Artist

Tomas Downes

Tomas Downes is interested in what it means to materially and mentally grasp an image, given the ontological ambiguity of representation whereby the image is both materially present and partaking of something other than itself. His sculptural pieces are based on images whose subject and material qualities are not transparent to the viewer, following complex procedures of assimilation that alienate it from its initial state. The resulting works are both sculpture and image: the integrity of the found image disintegrates after it has been enlarged, rephotographed and digitally manipulated, yet it remains tied to the strong, industrial form of the object in which it is embedded.

The non-specific presence of Downes’ objects is experienced as something akin to white noise. If their undisclosed nature and originsthwart the viewer’s ability to immediately read their meaning, they instead transmit something more indistinct that is picked up over time. His 2013 show at Limoncello Gallery, titled Image Acquisition Methods, comprised free-standing planes of dark wool that were stretched between metal rails suspended between the ceiling and floor. Downes has described these planes in term of ‘visual static, interrupted by moments of clarity… This is part of an ongoing interest I have in the potential for my works to project a more ambient type of emission’. In Open Heart Surgery the artist explores the inter-communicative potential of these works: two planes face each other from across the room, activating space through their palpable transmissions. The aforementioned ‘clarity’ of these works is provided by the geometrically abstracted images screwed into the centre of each piece. The artist’s method of working on these images, of removing them step by step from the world they once indexed, is described by Cura Press as ‘a synthesis of attention, distraction, understanding and oblivion.’

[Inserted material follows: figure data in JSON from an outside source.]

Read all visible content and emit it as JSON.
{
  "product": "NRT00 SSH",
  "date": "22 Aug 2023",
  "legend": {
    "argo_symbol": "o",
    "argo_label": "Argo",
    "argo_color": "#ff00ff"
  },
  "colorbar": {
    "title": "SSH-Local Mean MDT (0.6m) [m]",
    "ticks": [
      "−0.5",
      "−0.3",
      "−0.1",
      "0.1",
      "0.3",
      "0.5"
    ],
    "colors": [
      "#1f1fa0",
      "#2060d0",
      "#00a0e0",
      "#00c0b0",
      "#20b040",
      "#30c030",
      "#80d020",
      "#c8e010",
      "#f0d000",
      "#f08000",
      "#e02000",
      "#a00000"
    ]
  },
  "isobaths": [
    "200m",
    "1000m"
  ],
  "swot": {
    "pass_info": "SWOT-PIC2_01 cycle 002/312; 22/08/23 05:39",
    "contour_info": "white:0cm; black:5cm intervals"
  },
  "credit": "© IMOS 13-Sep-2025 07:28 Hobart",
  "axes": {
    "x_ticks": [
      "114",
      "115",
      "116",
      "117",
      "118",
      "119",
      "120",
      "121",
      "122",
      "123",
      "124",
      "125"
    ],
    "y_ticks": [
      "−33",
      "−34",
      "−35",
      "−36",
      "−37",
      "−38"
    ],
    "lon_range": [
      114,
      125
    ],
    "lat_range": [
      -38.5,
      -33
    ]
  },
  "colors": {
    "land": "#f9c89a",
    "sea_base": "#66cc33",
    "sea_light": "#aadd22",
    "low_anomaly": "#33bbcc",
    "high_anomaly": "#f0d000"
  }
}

Another of Downes’ recent series displays a similar preoccupation with the process of reproduction. Exhibited at the Royal Academy School show, 2011, it consists of an arrangement of floor-based white concrete slabs, whose upper surfaces are partially covered by a digital photograph of their cracked, unpolished undersides. These images have been printed at varying brightness levels, and are overlaid with bronze-tinted glass. Image and object exist in uneasy parallel relationship in these works, as Downes aims to trouble the separation between materiality and immateriality.

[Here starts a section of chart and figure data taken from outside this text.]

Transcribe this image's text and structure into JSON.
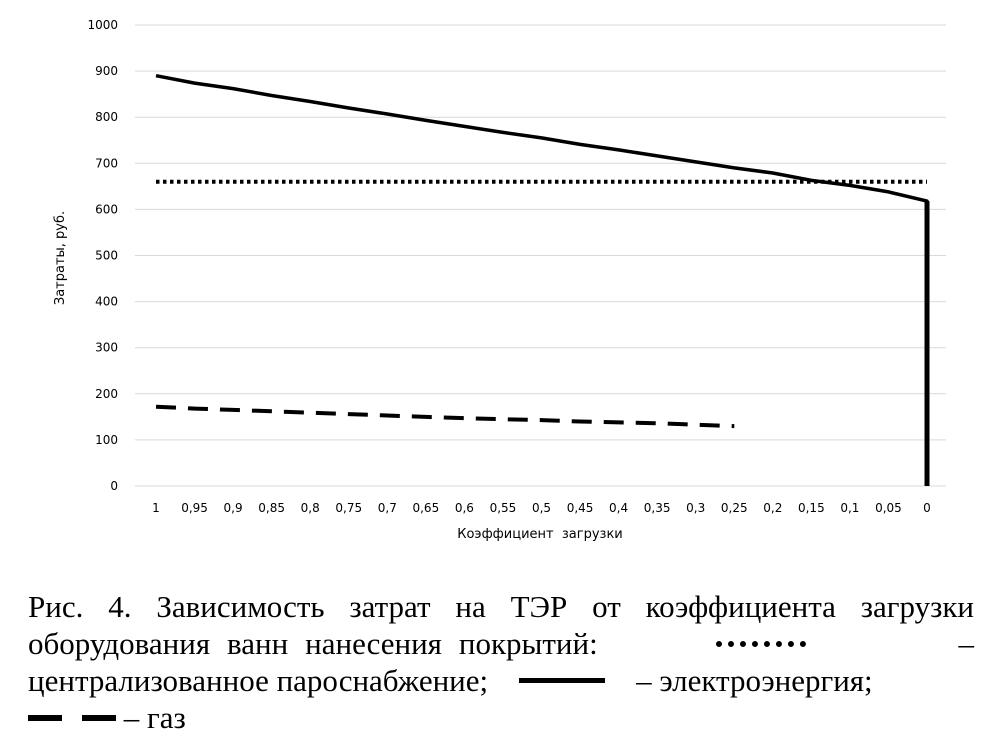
{
  "chart_data": {
    "type": "line",
    "title": "",
    "xlabel": "Коэффициент  загрузки",
    "ylabel": "Затраты, руб.",
    "ylim": [
      0,
      1000
    ],
    "y_ticks": [
      "0",
      "100",
      "200",
      "300",
      "400",
      "500",
      "600",
      "700",
      "800",
      "900",
      "1000"
    ],
    "categories": [
      "1",
      "0,95",
      "0,9",
      "0,85",
      "0,8",
      "0,75",
      "0,7",
      "0,65",
      "0,6",
      "0,55",
      "0,5",
      "0,45",
      "0,4",
      "0,35",
      "0,3",
      "0,25",
      "0,2",
      "0,15",
      "0,1",
      "0,05",
      "0"
    ],
    "grid": true,
    "series": [
      {
        "key": "steam",
        "style": "dotted",
        "values": [
          660,
          660,
          660,
          660,
          660,
          660,
          660,
          660,
          660,
          660,
          660,
          660,
          660,
          660,
          660,
          660,
          660,
          660,
          660,
          660,
          660
        ]
      },
      {
        "key": "electricity",
        "style": "solid",
        "values": [
          890,
          874,
          862,
          847,
          834,
          820,
          807,
          793,
          780,
          767,
          755,
          741,
          729,
          716,
          703,
          690,
          679,
          663,
          652,
          638,
          618
        ],
        "final_drop_to": 0
      },
      {
        "key": "gas",
        "style": "dashed",
        "values": [
          172,
          168,
          165,
          162,
          159,
          156,
          153,
          150,
          147,
          145,
          143,
          140,
          138,
          136,
          133,
          130,
          null,
          null,
          null,
          null,
          null
        ]
      }
    ]
  },
  "caption": {
    "part1": "Рис. 4. Зависимость затрат на ТЭР от коэффициента загрузки оборудования ванн нанесения покрытий:",
    "dash1": " –",
    "part2": " централизованное пароснабжение;",
    "part3": " – электроэнергия;",
    "part4": " – газ"
  }
}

Tomas Downes was born in Birmingham in 1986. He gained a Post Graduate Diploma in Fine Art at the Royal Academy of Arts (2011), previously studying at Chelsea College of Art and Design (graduating in 2008). Previous solo exhibitions include Limoncello, London and Peles Empire, London (both 2013); and Mews Project Space, London, curated by Lindsay Jarvis (2012). Downes has also featured in Open Plan, Eighty One, London; and Beyond the Object, Brand New Gallery, Milan (both 2013); Young British Art II, dienstgebaude, Zurich, curated by Ryan Gander and Christina von Rotenhan (2012); Bloomberg New Contemporaries 2011, Site Gallery/s1 Artspace, Sheffield / ICA, London; 3D 2D 3D 2D, Camberwell Space, Camberwell College of Arts, London, curated by Peles Empire; Young London, V22 Workspace, London; and Floating and waterlogged objects, FOLD Gallery, London (all 2011); and in 2009 Peles Empire/The Big Armory, Maes and Mathys Gallery, Antwerp, Belgium.